Source code is a vital asset to any software development team, and over the decades a set of source code management tools have been developed to keep code in shape. These tools allow changes to be tracked, so we recreate previous versions of the software and see how it develops over time. These tools are also central to the coordination of a team of multiple programmers, all working on a common codebase. By recording the changes each developer makes, these systems can keep track of many lines of work at once, and help developers work out how to merge these lines of work together.
This division of development into lines of work that split and merge is central to the workflow of software development teams, and several patterns have evolved to help us keep a handle on all this activity. Like most software patterns, few of them are gold standards that all teams should follow. Software development workflow is very dependent on context, in particular the social structure of the team and the other practices that the team follows.
My task in this article is to discuss these patterns, and I'm doing so in the context of a single article where I describe the patterns but intersperse the pattern explanations with narrative sections that better explain context and the interrelationships between them. To help make it easier to distinguish them, I've identified the pattern sections with the "✣" dingbat.
In thinking about these patterns, I find it useful to develop two main categories. One group looks at integration, how multiple developers combine their work into a coherent whole. The other looks at the path to production, using branching to help manage the route from an integrated code base to a product running in production. Some patterns underpin both of these, and I'll tackle these now as the base patterns. That leaves a couple of patterns that are neither fundamental, nor fit into the two main groups - so I'll leave those till the end.

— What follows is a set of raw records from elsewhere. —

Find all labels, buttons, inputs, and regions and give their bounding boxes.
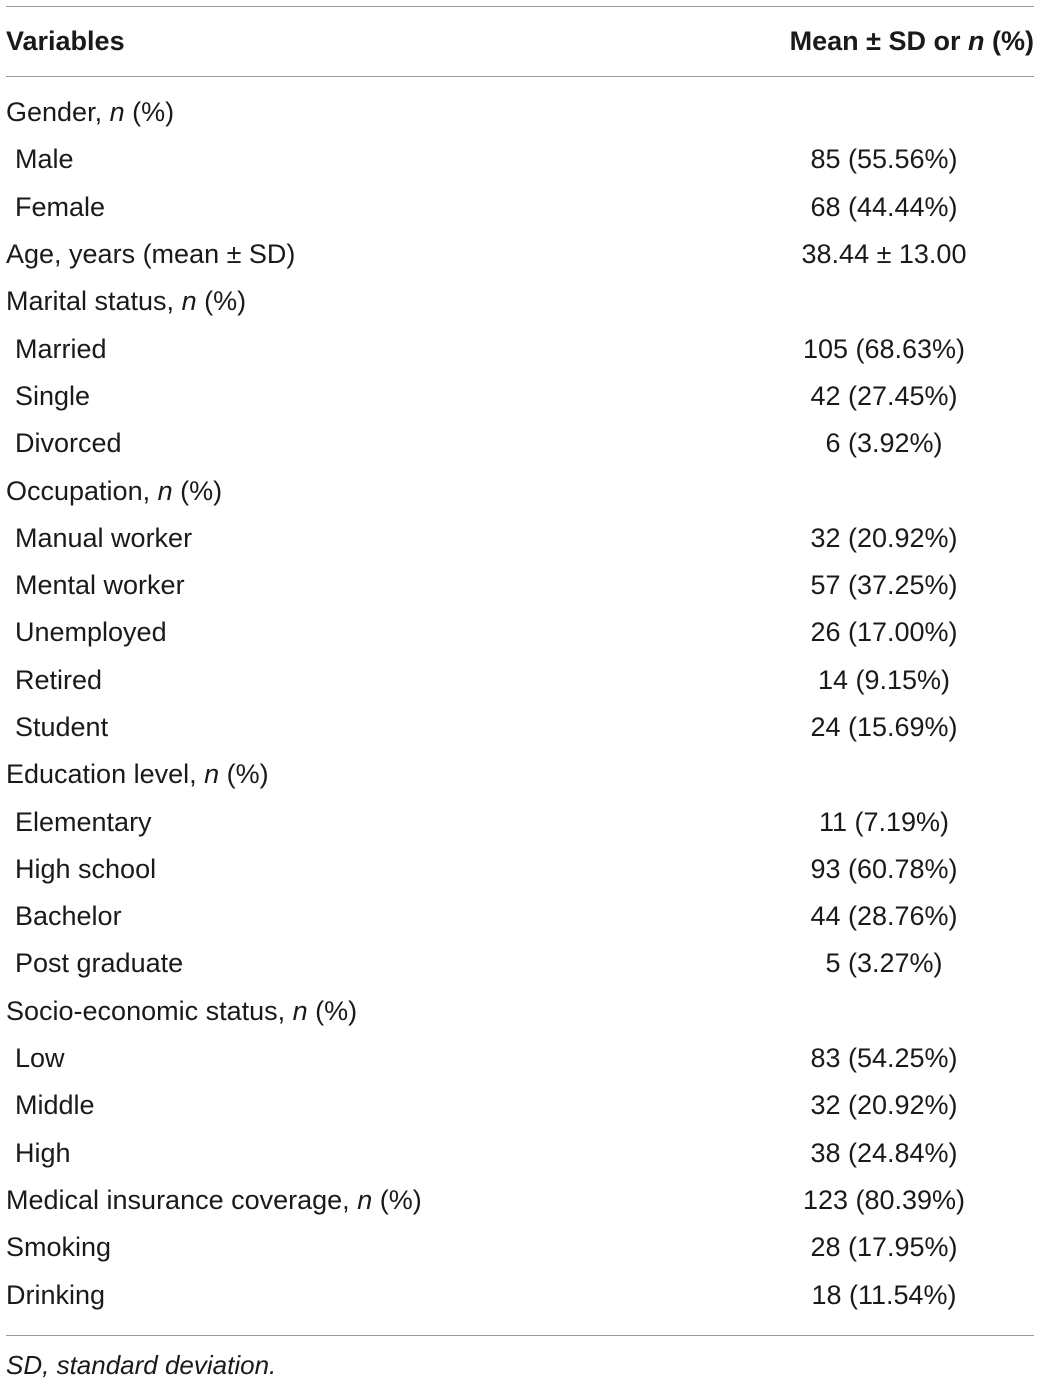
row-value: 105 (68.63%) [802, 333, 966, 364]
row-label: Male [15, 144, 74, 175]
row-value: 18 (11.54%) [811, 1279, 957, 1310]
row-value: 38 (24.84%) [810, 1137, 958, 1168]
table-row [6, 893, 1034, 940]
row-label: Marital status, n (%) [6, 286, 247, 317]
row-label: Medical insurance coverage, n (%) [6, 1184, 422, 1215]
row-label: Low [15, 1043, 65, 1074]
table-row [6, 657, 1034, 704]
table-row [6, 1130, 1034, 1177]
row-value: 28 (17.95%) [810, 1232, 958, 1263]
table-header [6, 7, 1034, 76]
row-label: Married [15, 333, 107, 364]
table-row [6, 89, 1034, 136]
table-row [6, 515, 1034, 562]
row-label: Elementary [15, 806, 152, 837]
row-label: Occupation, n (%) [6, 475, 223, 506]
table-body [6, 89, 1034, 1319]
table-row [6, 846, 1034, 893]
table-row [6, 1082, 1034, 1129]
row-value: 68 (44.44%) [810, 191, 958, 222]
row-label: Unemployed [15, 617, 167, 648]
table-row [6, 704, 1034, 751]
row-label: Student [15, 712, 109, 742]
table-row [6, 609, 1034, 656]
row-label: Mental worker [15, 570, 185, 601]
row-label: Bachelor [15, 901, 122, 932]
row-label: Retired [15, 664, 103, 695]
row-label: Single [15, 380, 91, 411]
row-label: Socio-economic status, n (%) [6, 995, 358, 1026]
table-row [6, 420, 1034, 467]
row-value: 93 (60.78%) [810, 853, 958, 884]
row-value: 6 (3.92%) [825, 428, 943, 459]
demographics-table [6, 6, 1034, 1381]
row-label: Gender, n (%) [6, 97, 175, 128]
table-footnote: SD, standard deviation. [6, 1349, 277, 1380]
table-row [6, 1035, 1034, 1082]
bottom-rule [6, 1335, 1034, 1336]
table-row [6, 184, 1034, 231]
table-row [6, 231, 1034, 278]
row-label: Post graduate [15, 948, 184, 979]
row-label: Smoking [6, 1232, 112, 1263]
table-row [6, 1224, 1034, 1271]
table-row [6, 136, 1034, 183]
row-label: Drinking [6, 1279, 106, 1310]
row-label: High school [15, 853, 157, 884]
table-row [6, 467, 1034, 514]
table-row [6, 988, 1034, 1035]
table-row [6, 1177, 1034, 1224]
row-value: 57 (37.25%) [810, 570, 958, 601]
table-row [6, 325, 1034, 372]
row-value: 26 (17.00%) [810, 617, 958, 648]
row-value: 85 (55.56%) [810, 144, 958, 175]
table-row [6, 940, 1034, 987]
table-row [6, 751, 1034, 798]
header-variables: Variables [6, 26, 125, 56]
row-value: 42 (27.45%) [810, 380, 958, 411]
row-value: 44 (28.76%) [810, 901, 958, 932]
row-value: 123 (80.39%) [802, 1184, 966, 1215]
table-row [6, 562, 1034, 609]
table-row [6, 278, 1034, 325]
row-value: 38.44 ± 13.00 [801, 239, 967, 270]
table-row [6, 798, 1034, 845]
row-label: Age, years (mean ± SD) [6, 239, 296, 270]
row-value: 14 (9.15%) [817, 664, 951, 695]
row-label: Middle [15, 1090, 95, 1121]
row-value: 24 (15.69%) [810, 712, 958, 742]
row-label: Manual worker [15, 522, 193, 553]
row-value: 32 (20.92%) [810, 522, 958, 553]
table-row [6, 373, 1034, 420]
row-value: 5 (3.27%) [825, 948, 943, 979]
row-label: Female [15, 191, 106, 222]
header-rule [6, 76, 1034, 77]
row-value: 11 (7.19%) [818, 806, 950, 837]
row-value: 32 (20.92%) [810, 1090, 958, 1121]
row-label: Education level, n (%) [6, 759, 269, 790]
row-label: High [15, 1137, 71, 1168]
row-value: 83 (54.25%) [810, 1043, 958, 1074]
row-label: Divorced [15, 428, 122, 459]
header-value: Mean ± SD or n (%) [789, 26, 1034, 56]
table-row [6, 1271, 1034, 1318]
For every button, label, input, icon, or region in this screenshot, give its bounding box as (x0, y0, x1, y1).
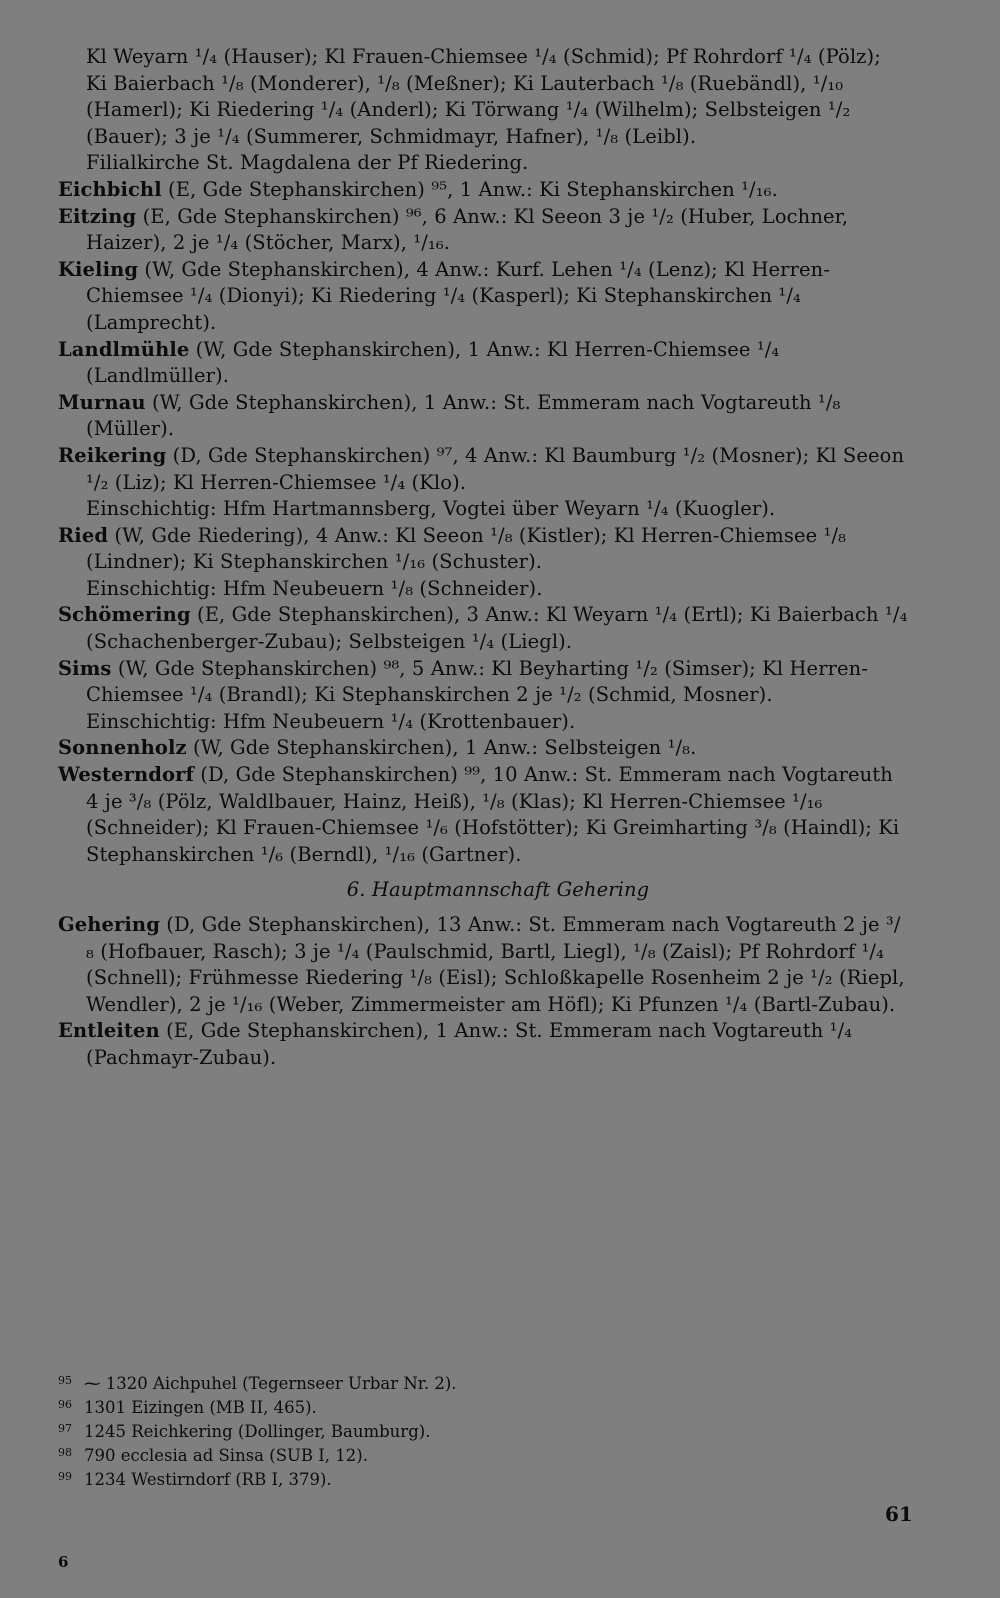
entry-text: (W, Gde Stephanskirchen), 1 Anw.: St. Emmeram nach Vogtareuth ¹/₈ (Müller). (86, 390, 841, 441)
place-entries-gehering (58, 912, 908, 1072)
entry-continuation (58, 44, 908, 150)
place-name: Landlmühle (58, 337, 190, 361)
footnote-number: 99 (58, 1470, 72, 1483)
footnote-number: 97 (58, 1422, 72, 1435)
entry-text: (D, Gde Stephanskirchen) ⁹⁷, 4 Anw.: Kl Baumburg ¹/₂ (Mosner); Kl Seeon ¹/₂ (Liz); Kl Herren-Chiemsee ¹/₄ (Klo). (86, 443, 905, 494)
entry-continuation (58, 576, 908, 603)
footnote-number: 95 (58, 1374, 72, 1387)
footnote (58, 1394, 758, 1418)
footnote (58, 1370, 758, 1394)
place-entry (58, 912, 908, 1018)
place-name: Ried (58, 523, 109, 547)
place-entry (58, 204, 908, 257)
place-name: Kieling (58, 257, 139, 281)
entry-text: Kl Weyarn ¹/₄ (Hauser); Kl Frauen-Chiemsee ¹/₄ (Schmid); Pf Rohrdorf ¹/₄ (Pölz); Ki Baierbach ¹/₈ (Monderer), ¹/₈ (Meßner); Ki Lauterbach ¹/₈ (Ruebändl), ¹/₁₀ (Hamerl); Ki Riedering ¹/₄ (Anderl); Ki Törwang ¹/₄ (Wilhelm); Selbsteigen ¹/₂ (Bauer); 3 je ¹/₄ (Summerer, Schmidmayr, Hafner), ¹/₈ (Leibl). (86, 45, 881, 148)
place-name: Eichbichl (58, 177, 162, 201)
place-entry (58, 656, 908, 709)
entry-continuation (58, 709, 908, 736)
place-entry (58, 735, 908, 762)
place-entry (58, 523, 908, 576)
place-entry (58, 257, 908, 337)
footnote-text: 1234 Westirndorf (RB I, 379). (84, 1470, 332, 1489)
footnote-text: 1301 Eizingen (MB II, 465). (84, 1398, 317, 1417)
entry-text: Einschichtig: Hfm Neubeuern ¹/₈ (Schneider). (86, 576, 543, 600)
place-entry (58, 602, 908, 655)
place-name: Sims (58, 656, 112, 680)
place-name: Gehering (58, 913, 160, 936)
entry-text: (E, Gde Stephanskirchen) ⁹⁶, 6 Anw.: Kl Seeon 3 je ¹/₂ (Huber, Lochner, Haizer), 2 je ¹/₄ (Stöcher, Marx), ¹/₁₆. (86, 204, 849, 255)
entry-continuation (58, 496, 908, 523)
entry-text: (W, Gde Stephanskirchen), 1 Anw.: Kl Herren-Chiemsee ¹/₄ (Landlmüller). (86, 337, 780, 388)
place-name: Schömering (58, 603, 191, 627)
place-entry (58, 177, 908, 204)
footnote-text: 790 ecclesia ad Sinsa (SUB I, 12). (84, 1446, 368, 1465)
entry-text: Filialkirche St. Magdalena der Pf Riedering. (86, 151, 529, 175)
footnote (58, 1418, 758, 1442)
place-name: Entleiten (58, 1019, 160, 1043)
place-name: Westerndorf (58, 763, 194, 787)
place-entry (58, 337, 908, 390)
place-entries (58, 44, 908, 868)
entry-text: (W, Gde Stephanskirchen), 4 Anw.: Kurf. Lehen ¹/₄ (Lenz); Kl Herren-Chiemsee ¹/₄ (Dionyi); Ki Riedering ¹/₄ (Kasperl); Ki Stephanskirchen ¹/₄ (Lamprecht). (86, 257, 831, 334)
entry-text: Einschichtig: Hfm Hartmannsberg, Vogtei über Weyarn ¹/₄ (Kuogler). (86, 497, 776, 521)
signature-mark: 6 (58, 1553, 69, 1571)
body-text (58, 44, 908, 1072)
entry-text: (D, Gde Stephanskirchen), 13 Anw.: St. Emmeram nach Vogtareuth 2 je ³/₈ (Hofbauer, Rasch); 3 je ¹/₄ (Paulschmid, Bartl, Liegl), ¹/₈ (Zaisl); Pf Rohrdorf ¹/₄ (Schnell); Frühmesse Riedering ¹/₈ (Eisl); Schloßkapelle Rosenheim 2 je ¹/₂ (Riepl, Wendler), 2 je ¹/₁₆ (Weber, Zimmermeister am Höfl); Ki Pfunzen ¹/₄ (Bartl-Zubau). (86, 913, 905, 1016)
place-entry (58, 1018, 908, 1071)
entry-text: (E, Gde Stephanskirchen), 1 Anw.: St. Emmeram nach Vogtareuth ¹/₄ (Pachmayr-Zubau). (86, 1019, 853, 1069)
footnote (58, 1466, 758, 1490)
entry-text: (E, Gde Stephanskirchen), 3 Anw.: Kl Weyarn ¹/₄ (Ertl); Ki Baierbach ¹/₄ (Schachenberger-Zubau); Selbsteigen ¹/₄ (Liegl). (86, 603, 908, 654)
entry-text: (D, Gde Stephanskirchen) ⁹⁹, 10 Anw.: St. Emmeram nach Vogtareuth 4 je ³/₈ (Pölz, Waldlbauer, Hainz, Heiß), ¹/₈ (Klas); Kl Herren-Chiemsee ¹/₁₆ (Schneider); Kl Frauen-Chiemsee ¹/₆ (Hofstötter); Ki Greimharting ³/₈ (Haindl); Ki Stephanskirchen ¹/₆ (Berndl), ¹/₁₆ (Gartner). (86, 763, 900, 866)
entry-text: (W, Gde Riedering), 4 Anw.: Kl Seeon ¹/₈ (Kistler); Kl Herren-Chiemsee ¹/₈ (Lindner); Ki Stephanskirchen ¹/₁₆ (Schuster). (86, 523, 847, 574)
footnote-number: 98 (58, 1446, 72, 1459)
entry-continuation (58, 150, 908, 177)
entry-text: (W, Gde Stephanskirchen) ⁹⁸, 5 Anw.: Kl Beyharting ¹/₂ (Simser); Kl Herren-Chiemsee ¹/₄ (Brandl); Ki Stephanskirchen 2 je ¹/₂ (Schmid, Mosner). (86, 656, 869, 707)
page-number: 61 (885, 1502, 913, 1526)
footnote-number: 96 (58, 1398, 72, 1411)
entry-text: (W, Gde Stephanskirchen), 1 Anw.: Selbsteigen ¹/₈. (186, 736, 697, 760)
footnote-text: 1245 Reichkering (Dollinger, Baumburg). (84, 1422, 431, 1441)
place-name: Reikering (58, 443, 167, 467)
footnote (58, 1442, 758, 1466)
place-name: Sonnenholz (58, 736, 187, 760)
place-name: Murnau (58, 390, 146, 414)
footnotes (58, 1370, 758, 1490)
place-entry (58, 390, 908, 443)
place-entry (58, 443, 908, 496)
footnote-text: ⁓ 1320 Aichpuhel (Tegernseer Urbar Nr. 2). (84, 1374, 457, 1393)
entry-text: Einschichtig: Hfm Neubeuern ¹/₄ (Krottenbauer). (86, 709, 576, 733)
place-name: Eitzing (58, 204, 137, 228)
section-heading: 6. Hauptmannschaft Gehering (346, 878, 650, 902)
entry-text: (E, Gde Stephanskirchen) ⁹⁵, 1 Anw.: Ki Stephanskirchen ¹/₁₆. (161, 177, 778, 201)
place-entry (58, 762, 908, 868)
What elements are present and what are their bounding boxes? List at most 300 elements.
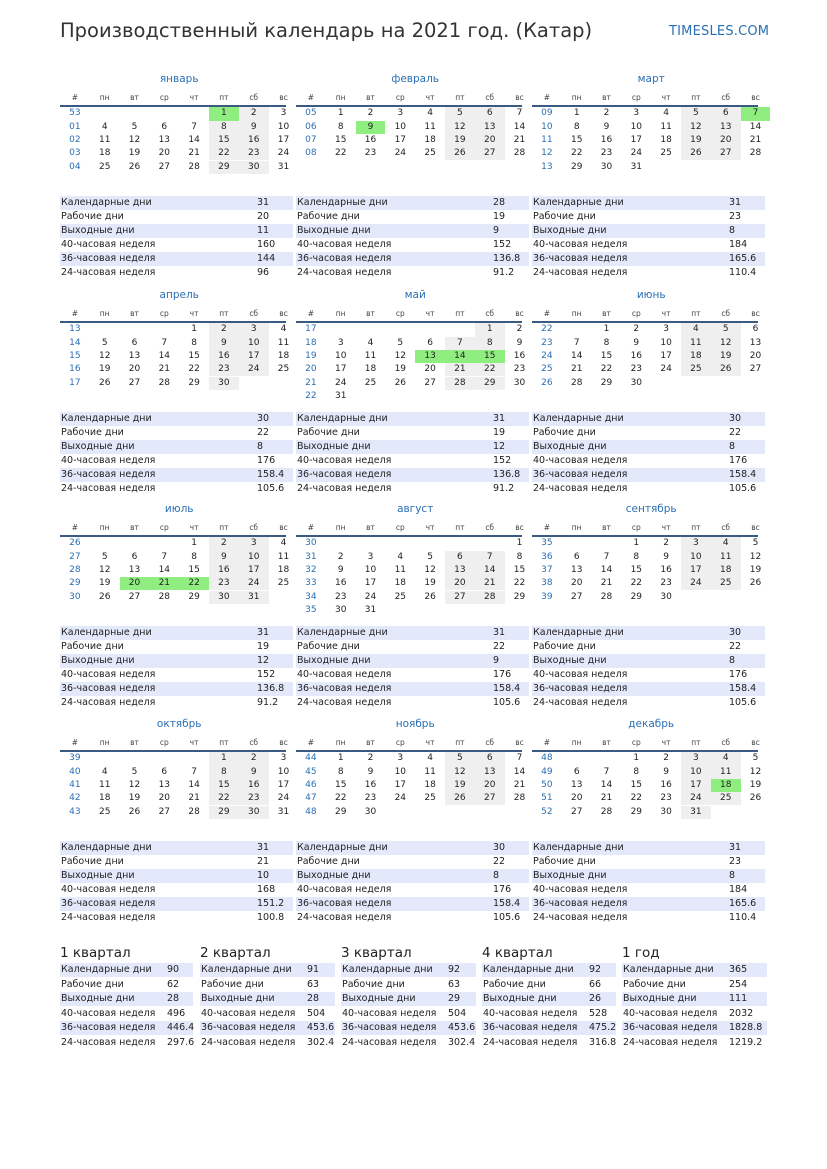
weekend-day-cell: 6 [711, 107, 741, 120]
week-number: 44 [305, 753, 317, 764]
weekday-header: вс [751, 309, 760, 318]
day-cell: 8 [191, 551, 197, 562]
weekend-day-cell: 26 [711, 363, 741, 376]
weekend-day-cell: 31 [239, 591, 269, 604]
weekend-day-cell: 30 [239, 161, 269, 174]
weekend-day-cell: 2 [209, 537, 239, 550]
summary-row [60, 992, 193, 1006]
weekday-header: ср [159, 523, 169, 532]
day-cell: 15 [630, 779, 643, 790]
stat-value: 22 [493, 856, 506, 867]
weekend-day-cell: 8 [209, 766, 239, 779]
day-cell: 1 [573, 108, 580, 119]
stat-row [296, 238, 529, 252]
day-cell: 4 [663, 108, 669, 119]
weekday-header: ср [159, 93, 169, 102]
stat-label: Календарные дни [61, 413, 152, 424]
week-number: 22 [305, 390, 317, 401]
day-cell: 22 [630, 578, 643, 589]
day-cell: 8 [337, 766, 344, 777]
summary-row [622, 1021, 767, 1035]
day-cell: 12 [128, 134, 141, 145]
stat-row [60, 468, 293, 482]
stat-value: 8 [729, 441, 736, 452]
weekday-header: вт [366, 309, 375, 318]
stat-label: 36-часовая неделя [297, 898, 392, 909]
stat-label: Календарные дни [533, 413, 624, 424]
day-cell: 8 [516, 551, 523, 562]
day-cell: 11 [98, 779, 111, 790]
day-cell: 12 [424, 564, 436, 575]
stat-value: 11 [257, 225, 270, 236]
day-cell: 18 [424, 779, 436, 790]
day-cell: 16 [364, 779, 377, 790]
weekend-day-cell: 14 [475, 564, 505, 577]
week-number: 34 [305, 591, 317, 602]
weekday-header: пн [571, 738, 582, 747]
day-cell: 1 [191, 324, 197, 335]
week-number: 26 [69, 538, 81, 549]
stat-row [532, 897, 765, 911]
summary-row [622, 978, 767, 992]
holiday-day-cell: 9 [356, 121, 386, 134]
stat-row [296, 855, 529, 869]
weekend-day-cell: 13 [445, 564, 475, 577]
day-cell: 24 [630, 148, 643, 159]
weekend-day-cell: 24 [239, 577, 269, 590]
day-cell: 16 [364, 134, 377, 145]
stat-value: 152 [493, 239, 512, 250]
day-cell: 17 [394, 779, 407, 790]
day-cell: 15 [513, 564, 526, 575]
day-cell: 12 [749, 766, 762, 777]
weekday-header: сб [249, 309, 259, 318]
day-cell: 28 [513, 793, 526, 804]
weekday-header: чт [189, 738, 199, 747]
stat-row [296, 412, 529, 426]
stat-row [532, 238, 765, 252]
stat-value: 8 [729, 225, 736, 236]
day-cell: 14 [513, 766, 526, 777]
stat-row [296, 196, 529, 210]
stat-value: 144 [257, 253, 276, 264]
weekend-day-cell: 27 [711, 147, 741, 160]
stat-row [532, 440, 765, 454]
stat-row [60, 668, 293, 682]
day-cell: 12 [128, 779, 141, 790]
weekday-header: сб [249, 738, 259, 747]
weekend-day-cell: 28 [445, 377, 475, 390]
summary-label: 24-часовая неделя [61, 1036, 156, 1048]
stat-row [60, 654, 293, 668]
stat-value: 31 [257, 627, 270, 638]
day-cell: 2 [603, 108, 610, 119]
summary-label: 36-часовая неделя [201, 1022, 296, 1033]
stat-value: 31 [729, 842, 742, 853]
weekday-header: пн [99, 93, 110, 102]
stat-label: Рабочие дни [61, 427, 124, 438]
stat-row [60, 883, 293, 897]
stat-row [296, 654, 529, 668]
week-number: 41 [69, 779, 81, 790]
weekday-header: пн [335, 93, 346, 102]
summary-label: Рабочие дни [623, 978, 686, 990]
day-cell: 5 [427, 551, 433, 562]
day-cell: 26 [128, 806, 141, 817]
stat-label: 36-часовая неделя [61, 683, 156, 694]
weekday-header: вт [130, 523, 139, 532]
day-cell: 21 [749, 134, 762, 145]
weekend-day-cell: 25 [711, 792, 741, 805]
stat-row [532, 668, 765, 682]
weekend-day-cell: 4 [711, 752, 741, 765]
weekend-day-cell: 25 [681, 363, 711, 376]
stat-label: 24-часовая неделя [61, 697, 156, 708]
week-number: 23 [541, 337, 553, 348]
day-cell: 29 [630, 591, 643, 602]
week-number: 39 [541, 591, 553, 602]
day-cell: 6 [131, 337, 138, 348]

Create a copy and record all changes to that copy.
If several people work on the same code base, it quickly becomes impossible for them to work on the same files. If I want to run a compile, and my colleague is the middle of typing an expression, then the compile will fail. We would have to holler at each other: "I'm compiling, don't change anything". Even with two this would be difficult to sustain, with a larger team it would be incomprehensible.
The simple answer to this is for each developer to take a copy of the code base. Now we can easily work on our own features, but a new problem arises: how do we merge our two copies back together again when we're done?
A source code control system makes this process much easier. The key is that it records every change made to each branch as commit. Not just does this ensure nobody forgets the little change they made to utils.java
, recording changes makes it easier to perform the merge, particularly when several people have changed the same file.
This leads me to the definition of branch that I'll use for this article. I define a branch as a particular sequence of commits to the code base. The head, or tip, of a branch is the latest commit in that sequence.
That's the noun, but there's also the verb, "to branch". By this I mean creating a new branch, which we can also think of as splitting the original branch into two. Branches merge when commits from one branch are applied to another.
The definitions I'm using for "branch" correspond to how I observe most developers talking about them. But source code control systems tend to use "branch" in a more particular way.
I can illustrate this with a common situation in a modern development team that's holding their source code in a shared git repository. One developer, Scarlett, needs to make a few changes so she clones that git repository and checks out the master branch. She makes a couple of changes committing back into her master. Meanwhile, another developer, let's call her Violet, clones the repository onto the her desktop and checks out the master branch. Are Scarlett and Violet working on the same branch or a different one? They are both working on "master", but their commits are independent of each other and will need to be merged when they push their changes back to the shared repository. What happens if Scarlett decides she's not sure about the changes that she's made, so she tags the last commit and resets her master branch to origin/master (the last commit she cloned from the shared repository).